Я смешивал цвета и наносил их на поверхность «Экстрима», заведомо зная, что если людям понравится композиция, и они попросят её воссоздать, я откажусь. У меня не выйдет этого повторить, как бы сильно я ни старался.
Я чувствовал, что создаю шедевр. Наверно, впервые за всю мою жизнь. Это занятие так увлекло меня, что я не мог остановиться и все накладывал новые штрихи и пятна поверх старых, так что цветовая гамма все время менялась.
Мне казалось, я могу играть с красками вечно, но, разумеется, только казалось. Настал момент, когда я почувствовал, что мне больше нечего привнести в картину. Я уже выразил все, что мог.
Закрыл приложение и вышел на улицу: было интересно поглядеть на результат этого короткого забытья со стороны.
Увиденная картина ошеломила. Я никогда не учился ремеслу художника, и рисовал только в детстве, но сейчас результат превзошел все мои ожидания.
Рисуя, я не стремился создать какие-то образы, это вышло само собой: где-то поверхность «Экстрима» походила на вечернее небо, где-то навевала мысли о штормящем океане или заснеженных горных вершинах. На первый взгляд – простая цветовая палитра, а присмотришься – целый мир.
Обойдя корабль пару раз и вдоволь налюбовавшись его новой расцветкой, я возвратился в салон и завел двигатели. Сырая осенняя ночь не располагала к долгим прогулкам, да и хотелось как можно быстрее покинуть Зару – планету, с которой у меня связано так много горьких воспоминаний.
Похожие ощущения у меня были, когда я улетал, передав бразды правления в руки Джареда. И это стало одной из моих страшных ошибок. Хитрый Компьютер лишь притворялся добрым и понимающим, на деле же он хотел захватить над нашим миром тотальный контроль. И я по доброй воле передал галактику в руки бесчувственного кибернетического тирана. А вдруг я и сейчас поступаю не лучше? Вдруг с Рэем получится так же?
Эта мысль заставила меня вздрогнуть и обеспокоенно прикусить губу. Я обязан был подумать об этом раньше! Что, собственно, дает мне право безоговорочно верить человеку, который в прошлом не раз показывал себя не с самой лучшей стороны?

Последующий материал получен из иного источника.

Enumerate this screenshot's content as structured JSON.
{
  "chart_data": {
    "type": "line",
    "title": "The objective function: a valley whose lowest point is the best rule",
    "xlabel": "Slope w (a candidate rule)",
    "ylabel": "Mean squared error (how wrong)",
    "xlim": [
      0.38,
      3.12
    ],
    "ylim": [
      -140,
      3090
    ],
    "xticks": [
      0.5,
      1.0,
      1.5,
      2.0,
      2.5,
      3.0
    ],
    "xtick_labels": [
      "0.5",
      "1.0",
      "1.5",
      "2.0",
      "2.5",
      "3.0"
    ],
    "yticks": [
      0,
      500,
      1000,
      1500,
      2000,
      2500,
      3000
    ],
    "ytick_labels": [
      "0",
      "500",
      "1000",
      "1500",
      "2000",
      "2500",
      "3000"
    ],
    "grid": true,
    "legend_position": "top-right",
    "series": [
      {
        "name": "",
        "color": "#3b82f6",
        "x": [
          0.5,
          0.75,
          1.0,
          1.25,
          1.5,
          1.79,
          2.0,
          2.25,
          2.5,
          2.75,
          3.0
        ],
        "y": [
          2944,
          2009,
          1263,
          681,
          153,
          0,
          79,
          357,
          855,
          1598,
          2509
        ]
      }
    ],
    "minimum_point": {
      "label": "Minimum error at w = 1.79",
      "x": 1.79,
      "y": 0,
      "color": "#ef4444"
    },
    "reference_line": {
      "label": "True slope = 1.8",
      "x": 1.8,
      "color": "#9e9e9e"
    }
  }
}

Все-таки права была Фригга, когда сказала, что стоит кому-то проявить по отношению ко мне доброту, как я тут же забываю о его былых прегрешениях. Что, если Ученый, уже успевший изучить мой характер как свои пять пальцев, просто этим воспользовался? Что, если он никогда не испытывал ко мне ни жалости, ни сострадания, а я поверил ему, словно малый ребенок?
Все-таки Рэй слишком сложен и неоднозначен. Наверное, я никогда не смогу понять его до конца. Порой мне казалось, что я понимаю его, но скорее всего только казалось.
Нет, я не мог прочесть мысли Рэя и узнать, что у него сейчас на уме. И все же пришлось ему довериться, на свой страх и риск.
Бывают такие моменты, когда приходится закрывать глаза и делать шаг в неизвестность. Возможно, ты свалишься в бездонную пропасть, а может, попадешь в другой мир… Ты не узнаешь, что там, после этого рокового шага, пока не рискнешь. А рискнуть придется в любом случае: замешкаешься, и земля сама уйдет у тебя из-под ног.
– Не подведи меня, Рэй, прошу, – одними губами прошептал я, глядя в лобовое стекло. – У меня больше никого не осталось. Совсем.
***
Полет длился долго. Мучительно долго. Монотонно гудели приборы, постепенно согревая в выстывшем салоне воздух, и меня заодно с ним. Но только не мою душу.
Я моргнул, и вновь по щеке прохладной каплей скатилась слеза. Да сколько ж можно уже, в конце-то концов? Прошло уже несколько месяцев, и я должен был привыкнуть к холодному одиночеству. Но я не мог. Напротив, с каждым днем моя боль накапливалась, и я чувствовал, что не за горами тот день, когда она полностью меня уничтожит, одержав верх над здравым смыслом и заставив сделать что-то непоправимое.
И почему я так и не смог научиться жить без матери, без её глубокой любви и практически неиссякаемой мудрости? Неужели, пройдя столько жизненных испытаний, я так и не сумел окончательно повзрослеть? Как бы мне хотелось задать эти вопросы ей и послушать, что она скажет в ответ! Да что там, просто поговорить, пусть даже речь пойдет о какой-нибудь ерунде. Впрочем, почему бы этого не сделать, если заняться все равно нечем?
Я достал из портфеля лист бумаги и синюю ручку. Старомодно? Согласен. Наверно, кому-то это может показаться смешным – писать от руки в век господства компьютерных технологий. Что ж, пускай посмеется, мне уже все равно.
Последнее время я предпочитал писать вручную, вместо того, чтобы отработанными до автоматизма движениями барабанить по сенсорной клавиатуре. Мне нравилось аккуратно выводить изящные прописные буквы, следя за их величиной, наклоном и формой, а затем любоваться вышедшими из-под руки строчками.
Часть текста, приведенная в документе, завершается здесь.